The EU's third-largest economy shrank more than expected in the last quarter of 2018 and recession has been signalled as that followed a contraction in the previous quarter.
Italy's economy contracted for the second consecutive quarter at the end of past year, data showed on Thursday, throwing the country into recession in a setback for the new anti-establishment government.
Following a 0.1 percent drop in GDP in the previous three-month period, that means Italy is in a technical recession, defined as two straight quarters of economic contraction.
Industrial production throughout the whole of the eurozone slumped into the end of 2018, signalling that the single currency area's economy is still growing, but doing so at a glacial pace. As a result, unemployment in the eurozone is about double the U.S.'s 4 percent at 7.9 percent. Overall growth for full-year 2018 was just 0.8 percent.
The coalition government of the anti-establishment Five Star Movement (M5S) and the far-right League party was forced to water down its ambitious and costly budget in December to avoid being punished by the European Commission and the financial markets.
The government, elected against the backdrop of economic disappointment after years - even decades - of stagnant growth, wants to ramp up spending to get the economy going.
Investors have been warily watching Italian economic performance following weeks of negotiations with the European Union over the government's budget that pushed up bond yields.
The statement comes after Italian Prime Minister Giuseppe Conte voiced on 30 January the belief that the country's GDP could resume its growth in the second quarter of 2019.
"This is a transitory factor", he told reporters in Rome.

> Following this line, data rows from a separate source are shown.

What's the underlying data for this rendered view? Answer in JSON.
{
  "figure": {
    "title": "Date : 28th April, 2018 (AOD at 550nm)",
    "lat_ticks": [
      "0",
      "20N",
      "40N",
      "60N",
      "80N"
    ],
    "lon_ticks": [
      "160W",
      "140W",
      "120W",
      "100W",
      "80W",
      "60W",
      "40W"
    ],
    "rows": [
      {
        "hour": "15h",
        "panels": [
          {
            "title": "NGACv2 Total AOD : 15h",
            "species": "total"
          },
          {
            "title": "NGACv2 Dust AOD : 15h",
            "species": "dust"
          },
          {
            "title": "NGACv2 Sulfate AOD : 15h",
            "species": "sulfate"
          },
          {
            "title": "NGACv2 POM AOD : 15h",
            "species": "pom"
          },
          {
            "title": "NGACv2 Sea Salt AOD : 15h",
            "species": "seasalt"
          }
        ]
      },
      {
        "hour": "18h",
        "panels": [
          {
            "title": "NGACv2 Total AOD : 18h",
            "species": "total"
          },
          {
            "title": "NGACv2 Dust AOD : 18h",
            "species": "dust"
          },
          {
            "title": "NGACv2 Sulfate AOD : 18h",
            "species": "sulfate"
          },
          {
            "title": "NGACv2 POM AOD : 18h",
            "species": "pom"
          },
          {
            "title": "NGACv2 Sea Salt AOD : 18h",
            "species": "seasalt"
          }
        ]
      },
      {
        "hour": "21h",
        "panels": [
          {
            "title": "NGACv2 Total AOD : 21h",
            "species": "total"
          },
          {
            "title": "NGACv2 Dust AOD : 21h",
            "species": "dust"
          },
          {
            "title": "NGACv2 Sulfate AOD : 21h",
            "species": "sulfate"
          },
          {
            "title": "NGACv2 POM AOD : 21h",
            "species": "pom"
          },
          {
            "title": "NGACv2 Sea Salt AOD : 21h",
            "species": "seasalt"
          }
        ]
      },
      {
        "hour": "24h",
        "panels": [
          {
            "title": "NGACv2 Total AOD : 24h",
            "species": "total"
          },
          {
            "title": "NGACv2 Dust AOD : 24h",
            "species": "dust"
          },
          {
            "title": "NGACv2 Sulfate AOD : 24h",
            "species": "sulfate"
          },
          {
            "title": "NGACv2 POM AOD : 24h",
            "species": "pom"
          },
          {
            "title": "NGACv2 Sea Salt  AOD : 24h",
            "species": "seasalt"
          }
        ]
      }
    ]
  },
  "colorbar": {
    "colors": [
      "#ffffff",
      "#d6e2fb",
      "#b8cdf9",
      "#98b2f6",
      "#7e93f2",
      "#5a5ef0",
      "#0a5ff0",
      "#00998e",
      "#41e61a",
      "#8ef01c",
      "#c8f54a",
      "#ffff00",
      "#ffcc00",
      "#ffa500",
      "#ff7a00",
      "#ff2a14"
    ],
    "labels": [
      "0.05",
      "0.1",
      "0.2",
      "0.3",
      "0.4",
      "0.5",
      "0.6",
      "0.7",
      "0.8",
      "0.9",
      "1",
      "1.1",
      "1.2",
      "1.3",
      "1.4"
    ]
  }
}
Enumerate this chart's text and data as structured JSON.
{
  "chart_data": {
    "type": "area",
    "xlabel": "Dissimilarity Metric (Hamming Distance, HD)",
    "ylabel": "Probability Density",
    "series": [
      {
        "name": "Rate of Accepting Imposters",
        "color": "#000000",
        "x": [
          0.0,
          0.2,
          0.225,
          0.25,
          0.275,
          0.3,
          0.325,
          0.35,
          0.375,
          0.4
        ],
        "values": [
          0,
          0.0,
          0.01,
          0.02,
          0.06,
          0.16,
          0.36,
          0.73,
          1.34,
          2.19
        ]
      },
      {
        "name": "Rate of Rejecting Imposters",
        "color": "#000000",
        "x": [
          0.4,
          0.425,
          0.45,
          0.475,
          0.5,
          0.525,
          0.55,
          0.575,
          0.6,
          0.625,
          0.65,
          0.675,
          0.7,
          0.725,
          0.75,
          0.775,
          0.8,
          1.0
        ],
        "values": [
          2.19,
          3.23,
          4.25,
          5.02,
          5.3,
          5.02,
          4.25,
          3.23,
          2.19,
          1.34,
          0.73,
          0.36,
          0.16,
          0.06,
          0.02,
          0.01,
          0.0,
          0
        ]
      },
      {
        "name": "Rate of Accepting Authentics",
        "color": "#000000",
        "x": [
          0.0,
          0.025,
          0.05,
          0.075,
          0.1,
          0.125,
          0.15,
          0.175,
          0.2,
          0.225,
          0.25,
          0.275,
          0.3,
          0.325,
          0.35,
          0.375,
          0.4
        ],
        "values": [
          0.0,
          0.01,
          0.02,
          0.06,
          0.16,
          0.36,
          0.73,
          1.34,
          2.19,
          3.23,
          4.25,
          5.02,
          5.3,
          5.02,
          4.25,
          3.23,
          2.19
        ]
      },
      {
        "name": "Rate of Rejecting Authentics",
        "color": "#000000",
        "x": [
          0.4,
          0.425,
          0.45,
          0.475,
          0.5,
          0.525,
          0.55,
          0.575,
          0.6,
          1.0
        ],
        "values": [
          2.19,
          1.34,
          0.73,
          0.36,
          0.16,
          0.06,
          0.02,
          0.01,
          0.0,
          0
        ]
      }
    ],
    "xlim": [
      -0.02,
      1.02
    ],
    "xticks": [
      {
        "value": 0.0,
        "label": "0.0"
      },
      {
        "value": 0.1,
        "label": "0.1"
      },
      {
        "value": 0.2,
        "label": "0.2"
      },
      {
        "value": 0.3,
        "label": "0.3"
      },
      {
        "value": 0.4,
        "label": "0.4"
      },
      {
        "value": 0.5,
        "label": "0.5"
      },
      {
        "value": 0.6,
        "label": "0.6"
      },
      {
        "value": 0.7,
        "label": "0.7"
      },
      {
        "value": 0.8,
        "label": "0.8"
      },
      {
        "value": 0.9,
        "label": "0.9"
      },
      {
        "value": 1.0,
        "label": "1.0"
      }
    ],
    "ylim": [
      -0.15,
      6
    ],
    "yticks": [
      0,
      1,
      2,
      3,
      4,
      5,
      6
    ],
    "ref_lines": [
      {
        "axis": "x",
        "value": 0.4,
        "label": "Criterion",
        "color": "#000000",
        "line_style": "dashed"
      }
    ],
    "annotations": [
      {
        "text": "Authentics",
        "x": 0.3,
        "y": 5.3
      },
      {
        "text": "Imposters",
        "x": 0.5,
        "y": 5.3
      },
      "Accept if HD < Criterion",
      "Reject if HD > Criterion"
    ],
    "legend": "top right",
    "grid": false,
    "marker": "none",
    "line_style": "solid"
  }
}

"The risks for the Italian economy remain clearly on the downside and the recession could drag on into the first half of 2019", Nicola Nobile, an economist at Oxford Economics in Milan, said before the Istat report was released.
Conte, who fronts a populist coalition government that has vowed to implement a series of costly policies despite a huge national debt, said "we have no reason to lose confidence". The premier added that he did not fear the European Commission would ask Italy to pass an additional corrective budget in the light of the GDP data.
Germany, Europe's biggest economy, suffered an unexpected contraction in the third quarter largely because of changes in emissions standards that dented auto sales.